Perry'ego Smitha gra tutaj Daniel Craig. Dla fanów Jamesa Bonda jego rola może być nie lada zaskoczeniem, w Infamous bowiem aktor gra homoseksualistę, zagubionego i zniszczonego psychicznie przez ojca, który aż do ostatniej chwili nie mógł pogodzić się z własną osobowością, a jednocześnie zachował człowieczeństwo i godność, mimo tego, co zrobił. To człowiek o duszy artysty, niezwykle inteligentny i oczytany, który chciał być doceniony za to, co robił, i który zdaje sobie również sprawę z niezwykłego paradoksu i ironii losu:
Całe życie chciałem stworzyć dzieło sztuki. Śpiewałem - nikt nie słuchał. Malowałem - nikt nie patrzył. A teraz, gdy ja i Dick zabiliśmy 4 osoby, co z tego wyjdzie? Dzieło sztuki.
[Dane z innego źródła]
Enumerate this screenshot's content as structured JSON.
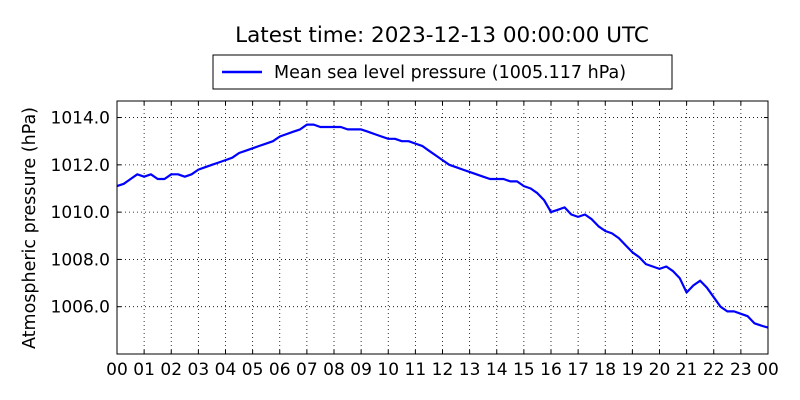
{
  "chart_data": {
    "type": "line",
    "title": "Latest time: 2023-12-13 00:00:00 UTC",
    "xlabel": "",
    "ylabel": "Atmospheric pressure (hPa)",
    "xlim": [
      0,
      24
    ],
    "ylim": [
      1004.0,
      1014.7
    ],
    "grid": true,
    "legend_position": "top-center",
    "x_ticks": [
      "00",
      "01",
      "02",
      "03",
      "04",
      "05",
      "06",
      "07",
      "08",
      "09",
      "10",
      "11",
      "12",
      "13",
      "14",
      "15",
      "16",
      "17",
      "18",
      "19",
      "20",
      "21",
      "22",
      "23",
      "00"
    ],
    "y_ticks": [
      {
        "value": 1006.0,
        "label": "1006.0"
      },
      {
        "value": 1008.0,
        "label": "1008.0"
      },
      {
        "value": 1010.0,
        "label": "1010.0"
      },
      {
        "value": 1012.0,
        "label": "1012.0"
      },
      {
        "value": 1014.0,
        "label": "1014.0"
      }
    ],
    "series": [
      {
        "name": "Mean sea level pressure (1005.117 hPa)",
        "color": "#0000ff",
        "x": [
          0,
          0.25,
          0.5,
          0.75,
          1,
          1.25,
          1.5,
          1.75,
          2,
          2.25,
          2.5,
          2.75,
          3,
          3.25,
          3.5,
          3.75,
          4,
          4.25,
          4.5,
          4.75,
          5,
          5.25,
          5.5,
          5.75,
          6,
          6.25,
          6.5,
          6.75,
          7,
          7.25,
          7.5,
          7.75,
          8,
          8.25,
          8.5,
          8.75,
          9,
          9.25,
          9.5,
          9.75,
          10,
          10.25,
          10.5,
          10.75,
          11,
          11.25,
          11.5,
          11.75,
          12,
          12.25,
          12.5,
          12.75,
          13,
          13.25,
          13.5,
          13.75,
          14,
          14.25,
          14.5,
          14.75,
          15,
          15.25,
          15.5,
          15.75,
          16,
          16.25,
          16.5,
          16.75,
          17,
          17.25,
          17.5,
          17.75,
          18,
          18.25,
          18.5,
          18.75,
          19,
          19.25,
          19.5,
          19.75,
          20,
          20.25,
          20.5,
          20.75,
          21,
          21.25,
          21.5,
          21.75,
          22,
          22.25,
          22.5,
          22.75,
          23,
          23.25,
          23.5,
          23.75,
          24
        ],
        "y": [
          1011.1,
          1011.2,
          1011.4,
          1011.6,
          1011.5,
          1011.6,
          1011.4,
          1011.4,
          1011.6,
          1011.6,
          1011.5,
          1011.6,
          1011.8,
          1011.9,
          1012.0,
          1012.1,
          1012.2,
          1012.3,
          1012.5,
          1012.6,
          1012.7,
          1012.8,
          1012.9,
          1013.0,
          1013.2,
          1013.3,
          1013.4,
          1013.5,
          1013.7,
          1013.7,
          1013.6,
          1013.6,
          1013.6,
          1013.6,
          1013.5,
          1013.5,
          1013.5,
          1013.4,
          1013.3,
          1013.2,
          1013.1,
          1013.1,
          1013.0,
          1013.0,
          1012.9,
          1012.8,
          1012.6,
          1012.4,
          1012.2,
          1012.0,
          1011.9,
          1011.8,
          1011.7,
          1011.6,
          1011.5,
          1011.4,
          1011.4,
          1011.4,
          1011.3,
          1011.3,
          1011.1,
          1011.0,
          1010.8,
          1010.5,
          1010.0,
          1010.1,
          1010.2,
          1009.9,
          1009.8,
          1009.9,
          1009.7,
          1009.4,
          1009.2,
          1009.1,
          1008.9,
          1008.6,
          1008.3,
          1008.1,
          1007.8,
          1007.7,
          1007.6,
          1007.7,
          1007.5,
          1007.2,
          1006.6,
          1006.9,
          1007.1,
          1006.8,
          1006.4,
          1006.0,
          1005.8,
          1005.8,
          1005.7,
          1005.6,
          1005.3,
          1005.2,
          1005.117
        ]
      }
    ]
  }
}
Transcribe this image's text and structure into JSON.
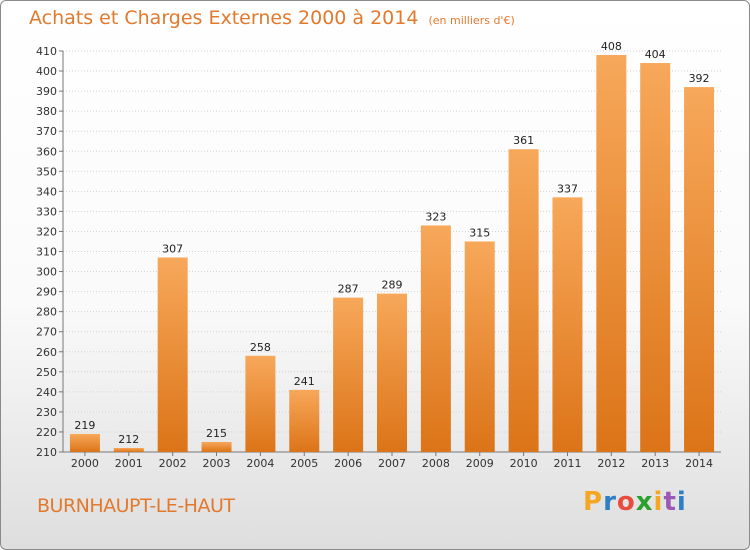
{
  "title": "Achats et Charges Externes 2000 à 2014",
  "unit": "(en milliers d'€)",
  "commune": "BURNHAUPT-LE-HAUT",
  "logo": {
    "letters": [
      "P",
      "r",
      "o",
      "x",
      "i",
      "t",
      "i"
    ],
    "colors": [
      "#f5a623",
      "#2f80c3",
      "#e74c3c",
      "#2ca02c",
      "#f5a623",
      "#9b59b6",
      "#2f80c3"
    ]
  },
  "colors": {
    "accent": "#e2792c",
    "bar_light": "#f7a85a",
    "bar_dark": "#dc7418"
  },
  "chart_data": {
    "type": "bar",
    "title": "Achats et Charges Externes 2000 à 2014",
    "xlabel": "",
    "ylabel": "",
    "categories": [
      "2000",
      "2001",
      "2002",
      "2003",
      "2004",
      "2005",
      "2006",
      "2007",
      "2008",
      "2009",
      "2010",
      "2011",
      "2012",
      "2013",
      "2014"
    ],
    "values": [
      219,
      212,
      307,
      215,
      258,
      241,
      287,
      289,
      323,
      315,
      361,
      337,
      408,
      404,
      392
    ],
    "ylim": [
      210,
      410
    ],
    "yticks": [
      210,
      220,
      230,
      240,
      250,
      260,
      270,
      280,
      290,
      300,
      310,
      320,
      330,
      340,
      350,
      360,
      370,
      380,
      390,
      400,
      410
    ],
    "grid": true,
    "legend": "none"
  }
}
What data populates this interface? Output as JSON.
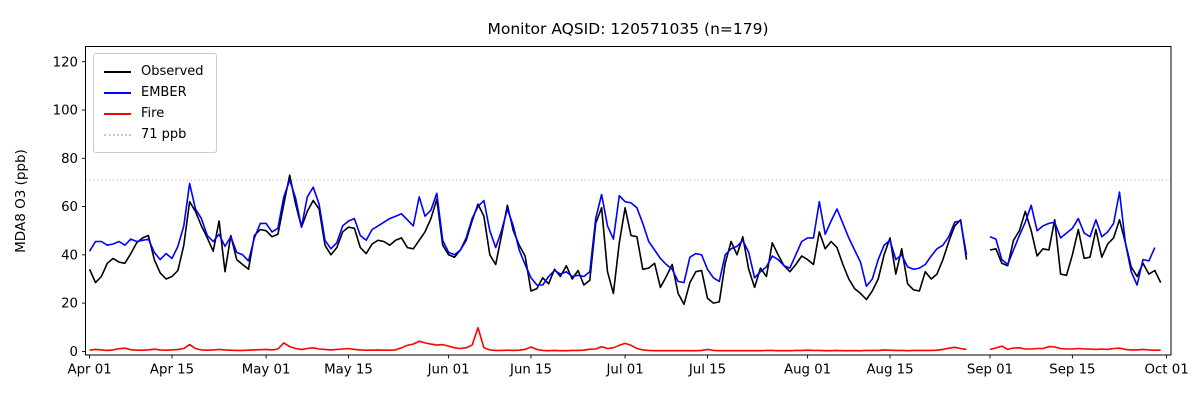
{
  "chart_data": {
    "type": "line",
    "title": "Monitor AQSID: 120571035 (n=179)",
    "ylabel": "MDA8 O3 (ppb)",
    "xlabel": "",
    "ylim": [
      -1.5,
      126.3
    ],
    "yticks": [
      0,
      20,
      40,
      60,
      80,
      100,
      120
    ],
    "xtick_days": [
      0,
      14,
      30,
      44,
      61,
      75,
      91,
      105,
      122,
      136,
      153,
      167,
      183
    ],
    "xtick_labels": [
      "Apr 01",
      "Apr 15",
      "May 01",
      "May 15",
      "Jun 01",
      "Jun 15",
      "Jul 01",
      "Jul 15",
      "Aug 01",
      "Aug 15",
      "Sep 01",
      "Sep 15",
      "Oct 01"
    ],
    "x_start_label": "Apr 01",
    "x_end_label": "Oct 01",
    "days_total": 184,
    "grid": "off",
    "threshold": {
      "value": 71,
      "label": "71 ppb",
      "color": "#c8c8c8",
      "style": "dotted"
    },
    "legend": {
      "position": "upper left",
      "entries": [
        {
          "label": "Observed",
          "color": "#000000",
          "style": "solid"
        },
        {
          "label": "EMBER",
          "color": "#0000ff",
          "style": "solid"
        },
        {
          "label": "Fire",
          "color": "#ff0000",
          "style": "solid"
        },
        {
          "label": "71 ppb",
          "color": "#c8c8c8",
          "style": "dotted"
        }
      ]
    },
    "series": [
      {
        "name": "Observed",
        "color": "#000000",
        "values": [
          34,
          28.5,
          31,
          36.5,
          38.5,
          37,
          36.5,
          40.5,
          45,
          47,
          48,
          38,
          32.5,
          30,
          31,
          33.5,
          44,
          62,
          58,
          52,
          47,
          41.5,
          54,
          33,
          48,
          38,
          36,
          34,
          48,
          50.5,
          50,
          47.5,
          48.5,
          61,
          73,
          61,
          51.5,
          58,
          62.5,
          59,
          44,
          40,
          43,
          49.5,
          51.5,
          51,
          43,
          40.5,
          44.5,
          46,
          45.5,
          44,
          46,
          47,
          43,
          42.5,
          46,
          49.5,
          55,
          63,
          44,
          40,
          39,
          42,
          46,
          54,
          61,
          56,
          40,
          36,
          48,
          60.5,
          50,
          44,
          39.5,
          25,
          26,
          30.5,
          28,
          34,
          31,
          35.5,
          30,
          33.5,
          27.5,
          29.5,
          53,
          59.5,
          33,
          24,
          45,
          59.5,
          48,
          47.5,
          34,
          34.5,
          36.5,
          26.5,
          31,
          36,
          24,
          19.5,
          28.5,
          33,
          33.5,
          22,
          20,
          20.5,
          36.5,
          45.5,
          40,
          47.5,
          34,
          26.5,
          34.5,
          31,
          45,
          40,
          35.5,
          33,
          36,
          39.5,
          38,
          36,
          49.5,
          42.5,
          45.5,
          43,
          36,
          30,
          26,
          24,
          21.5,
          25,
          30,
          40,
          47,
          32,
          42.5,
          28,
          25.5,
          25,
          33,
          30,
          32,
          38,
          45.5,
          52,
          54.5,
          38,
          null,
          null,
          null,
          42,
          42.5,
          36.5,
          35.5,
          46,
          50,
          58,
          50,
          39.5,
          42.5,
          42,
          54.5,
          32,
          31.5,
          40,
          50.5,
          38.5,
          39,
          50.5,
          39,
          44.5,
          47,
          54.5,
          45,
          35,
          31,
          36.5,
          32,
          33.5,
          28.5,
          null
        ]
      },
      {
        "name": "EMBER",
        "color": "#0000ff",
        "values": [
          41.5,
          45.5,
          45.5,
          44,
          44.5,
          45.5,
          44,
          46.5,
          45.5,
          46,
          46.5,
          41,
          38,
          40.5,
          38.5,
          43.5,
          52,
          69.5,
          59,
          55,
          48,
          45.5,
          48.5,
          43.5,
          47.5,
          41,
          40,
          37.5,
          47,
          53,
          53,
          49.5,
          51,
          64,
          71,
          63.5,
          51.5,
          64,
          68,
          61,
          46,
          42.5,
          45,
          52,
          54,
          55,
          48,
          46,
          50.5,
          52,
          53.5,
          55,
          56,
          57,
          54.5,
          52,
          64,
          56,
          58.5,
          65.5,
          46,
          41,
          40,
          42,
          47,
          55,
          60,
          62.5,
          50,
          43,
          50,
          59,
          52,
          42,
          36,
          30.5,
          27.5,
          27.5,
          31,
          33.5,
          32,
          33,
          31,
          31.5,
          31,
          33,
          55,
          65,
          52,
          46.5,
          64.5,
          62,
          61.5,
          59.5,
          53,
          45.5,
          42,
          38.5,
          36,
          34,
          29,
          28.5,
          39,
          40.5,
          40,
          34,
          30.5,
          29,
          40,
          42.5,
          43.5,
          46,
          41,
          30.5,
          33,
          35,
          39.5,
          38,
          35.5,
          34.5,
          40,
          45.5,
          47,
          47,
          62,
          48.5,
          54,
          59,
          53,
          47,
          42,
          37,
          27,
          30,
          38,
          44,
          46,
          38,
          40,
          35,
          34,
          34.5,
          36,
          39.5,
          42.5,
          44,
          47.5,
          53.5,
          54,
          40,
          null,
          null,
          null,
          47.5,
          46.5,
          38,
          36,
          42,
          48,
          53.5,
          60.5,
          50,
          52,
          53,
          53.5,
          47,
          49,
          51,
          55,
          49,
          47.5,
          54.5,
          47.5,
          49.5,
          53,
          66,
          45,
          33,
          27.5,
          38,
          37.5,
          43,
          null,
          null
        ]
      },
      {
        "name": "Fire",
        "color": "#ff0000",
        "values": [
          0.5,
          0.8,
          0.6,
          0.4,
          0.6,
          1.1,
          1.3,
          0.7,
          0.5,
          0.5,
          0.6,
          0.9,
          0.6,
          0.5,
          0.6,
          0.8,
          1.2,
          2.8,
          1.2,
          0.6,
          0.5,
          0.6,
          0.8,
          0.6,
          0.5,
          0.4,
          0.4,
          0.5,
          0.6,
          0.7,
          0.8,
          0.6,
          1,
          3.5,
          2,
          1.2,
          0.8,
          1.2,
          1.5,
          1,
          0.8,
          0.6,
          0.8,
          1,
          1.2,
          0.8,
          0.6,
          0.5,
          0.5,
          0.6,
          0.5,
          0.5,
          0.6,
          1.5,
          2.5,
          3,
          4.2,
          3.5,
          3,
          2.6,
          2.8,
          2.2,
          1.5,
          1.2,
          1.5,
          2.6,
          9.8,
          1.5,
          0.6,
          0.4,
          0.4,
          0.5,
          0.4,
          0.5,
          0.8,
          1.8,
          0.8,
          0.4,
          0.3,
          0.4,
          0.3,
          0.3,
          0.4,
          0.4,
          0.5,
          0.9,
          1,
          1.9,
          1.2,
          1.5,
          2.5,
          3.3,
          2.5,
          1.2,
          0.6,
          0.4,
          0.3,
          0.3,
          0.3,
          0.3,
          0.3,
          0.3,
          0.3,
          0.3,
          0.4,
          0.8,
          0.4,
          0.3,
          0.3,
          0.3,
          0.3,
          0.3,
          0.3,
          0.3,
          0.3,
          0.4,
          0.4,
          0.3,
          0.3,
          0.3,
          0.4,
          0.4,
          0.5,
          0.4,
          0.4,
          0.3,
          0.3,
          0.4,
          0.3,
          0.3,
          0.3,
          0.3,
          0.4,
          0.4,
          0.4,
          0.6,
          0.5,
          0.4,
          0.4,
          0.3,
          0.4,
          0.4,
          0.4,
          0.4,
          0.5,
          0.8,
          1.3,
          1.7,
          1.2,
          0.8,
          null,
          null,
          null,
          0.8,
          1.4,
          2.2,
          0.8,
          1.4,
          1.5,
          1,
          1,
          1.2,
          1.2,
          2,
          1.8,
          1.2,
          1,
          1,
          1.2,
          1,
          1,
          0.8,
          1,
          0.8,
          1.2,
          1.3,
          0.8,
          0.6,
          0.6,
          0.8,
          0.6,
          0.5,
          0.5,
          null
        ]
      }
    ],
    "missing_days": [
      "Aug 29",
      "Aug 30",
      "Aug 31"
    ]
  }
}
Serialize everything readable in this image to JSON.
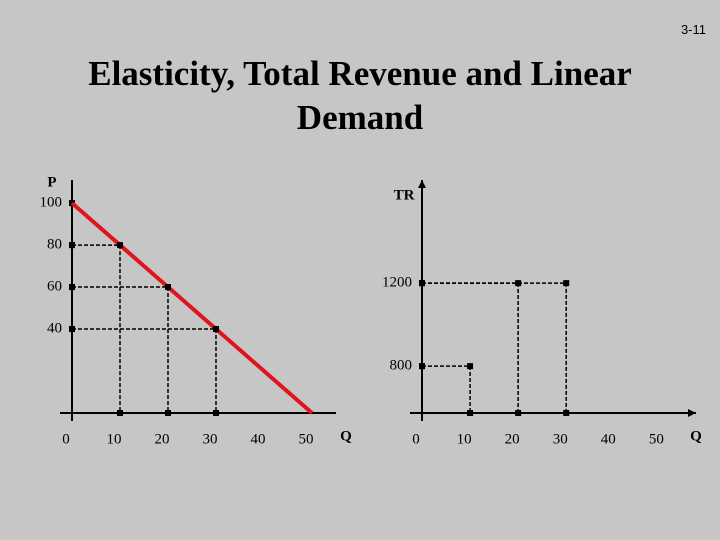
{
  "slide": {
    "page_number": "3-11",
    "title": "Elasticity, Total Revenue and Linear Demand"
  },
  "chart_data": [
    {
      "type": "line",
      "y_label": "P",
      "x_label": "Q",
      "xlim": [
        0,
        55
      ],
      "ylim": [
        0,
        111
      ],
      "xticks": [
        0,
        10,
        20,
        30,
        40,
        50
      ],
      "yticks": [
        40,
        60,
        80,
        100
      ],
      "series": [
        {
          "name": "Demand",
          "color": "#e0141e",
          "x": [
            0,
            50
          ],
          "values": [
            100,
            0
          ]
        }
      ],
      "points": {
        "x": [
          10,
          20,
          30
        ],
        "values": [
          80,
          60,
          40
        ]
      }
    },
    {
      "type": "points",
      "y_label": "TR",
      "x_label": "Q",
      "xlim": [
        0,
        57
      ],
      "ylim": [
        574,
        1697
      ],
      "xticks": [
        0,
        10,
        20,
        30,
        40,
        50
      ],
      "yticks": [
        800,
        1200
      ],
      "points": {
        "x": [
          10,
          20,
          30
        ],
        "values": [
          800,
          1200,
          1200
        ]
      }
    }
  ]
}
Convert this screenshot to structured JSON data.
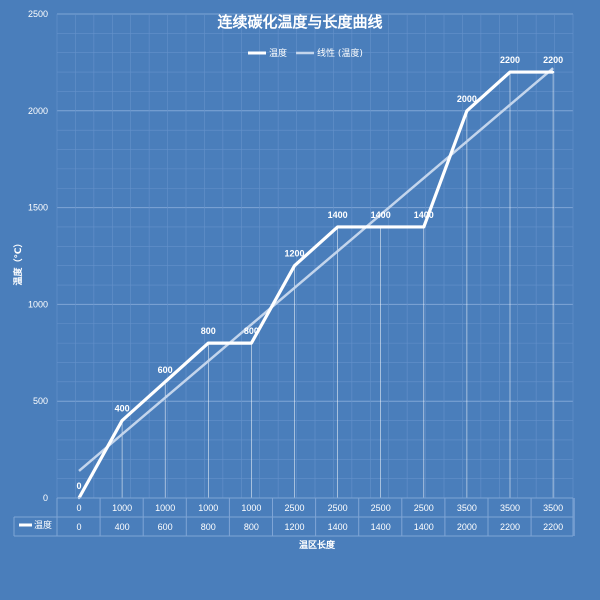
{
  "colors": {
    "background": "#4a7ebb",
    "series": "#ffffff",
    "trend": "#c3d5ec",
    "grid": "#7fa5d6",
    "grid_minor": "#6592cb"
  },
  "chart_data": {
    "type": "line",
    "title": "连续碳化温度与长度曲线",
    "xlabel": "温区长度",
    "ylabel": "温度（℃）",
    "ylim": [
      0,
      2500
    ],
    "yticks": [
      "0",
      "500",
      "1000",
      "1500",
      "2000",
      "2500"
    ],
    "categories": [
      "0",
      "1000",
      "1000",
      "1000",
      "1000",
      "2500",
      "2500",
      "2500",
      "2500",
      "3500",
      "3500",
      "3500"
    ],
    "series": [
      {
        "name": "温度",
        "values": [
          0,
          400,
          600,
          800,
          800,
          1200,
          1400,
          1400,
          1400,
          2000,
          2200,
          2200
        ],
        "labels": [
          "0",
          "400",
          "600",
          "800",
          "800",
          "1200",
          "1400",
          "1400",
          "1400",
          "2000",
          "2200",
          "2200"
        ]
      }
    ],
    "trendline": {
      "name": "线性 (温度)",
      "start": 140,
      "end": 2220
    },
    "data_table": {
      "row_label": "温度",
      "values": [
        "0",
        "400",
        "600",
        "800",
        "800",
        "1200",
        "1400",
        "1400",
        "1400",
        "2000",
        "2200",
        "2200"
      ]
    },
    "grid": true,
    "legend": "top-center"
  }
}
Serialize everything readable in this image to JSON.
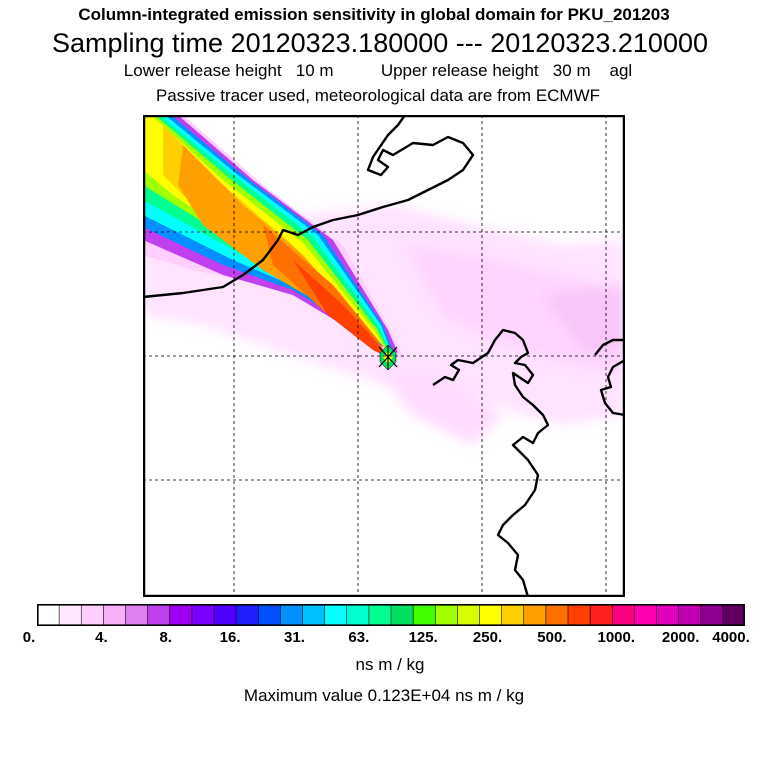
{
  "header": {
    "title": "Column-integrated emission sensitivity in global domain for PKU_201203",
    "sampling": "Sampling time   20120323.180000 --- 20120323.210000",
    "release": "Lower release height   10 m          Upper release height   30 m    agl",
    "tracer": "Passive tracer used, meteorological data are from ECMWF"
  },
  "legend": {
    "labels": [
      "0.",
      "4.",
      "8.",
      "16.",
      "31.",
      "63.",
      "125.",
      "250.",
      "500.",
      "1000.",
      "2000.",
      "4000."
    ],
    "unit": "ns m / kg",
    "max_value": "Maximum value  0.123E+04 ns m / kg",
    "colors": [
      "#ffffff",
      "#ffe8ff",
      "#ffd0ff",
      "#f5b0f8",
      "#e080f0",
      "#c040f0",
      "#a000f0",
      "#7a00ff",
      "#5000ff",
      "#2020ff",
      "#0050ff",
      "#0090ff",
      "#00c0ff",
      "#00ffff",
      "#00ffd0",
      "#00ff90",
      "#00e060",
      "#40ff00",
      "#a0ff00",
      "#d8ff00",
      "#ffff00",
      "#ffd000",
      "#ffa000",
      "#ff7000",
      "#ff4000",
      "#ff2020",
      "#ff0080",
      "#ff00b0",
      "#e000c0",
      "#c000b0",
      "#900090",
      "#600060"
    ]
  },
  "map": {
    "release_site": "PKU",
    "colors": {
      "plume_high": "#ff4000",
      "plume_mid": "#ffa000",
      "background": "#ffd0ff"
    }
  }
}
Paradokumentalna forma filmu potęgowała jedynie uczucie pomieszania rzeczywistości. W moim odczuciu Infamous to świetnie zrobiony film biograficzny z rewelacyjną grą aktorów. Jego fabuła, zwłaszcza za ostatnim razem, głęboko zapadła mi w świadomość i nie zaznam spokoju, dopóki nie przeczytam książki. Chcę przekonać się, czy wizja reżysera i autora biografii odzwierciedla się w powieści, czy dostrzegę te ślady wyrachowania, a może wręcz przeciwnie - ironię tytułu, o której mówił filmowy Capote, tłumacząc Perry'emu chęć napisania książki. Chcę wiedzieć, chociaż to może absurdalne, czy to nie było perfidne kłamstwo (i tu proszę ewentualnych komentujących - jeśli czytaliście Z zimną krwią to ani słowa o niej!).
Podobno obraz nie zdobył takiego rozgłosu przez wcześniejszą premierę głośnego Capote z Philipem Seymourem Hoffmanem. Nie widziałam tego filmu, ale jeśli tylko będę miała okazję, na pewno obejrzę.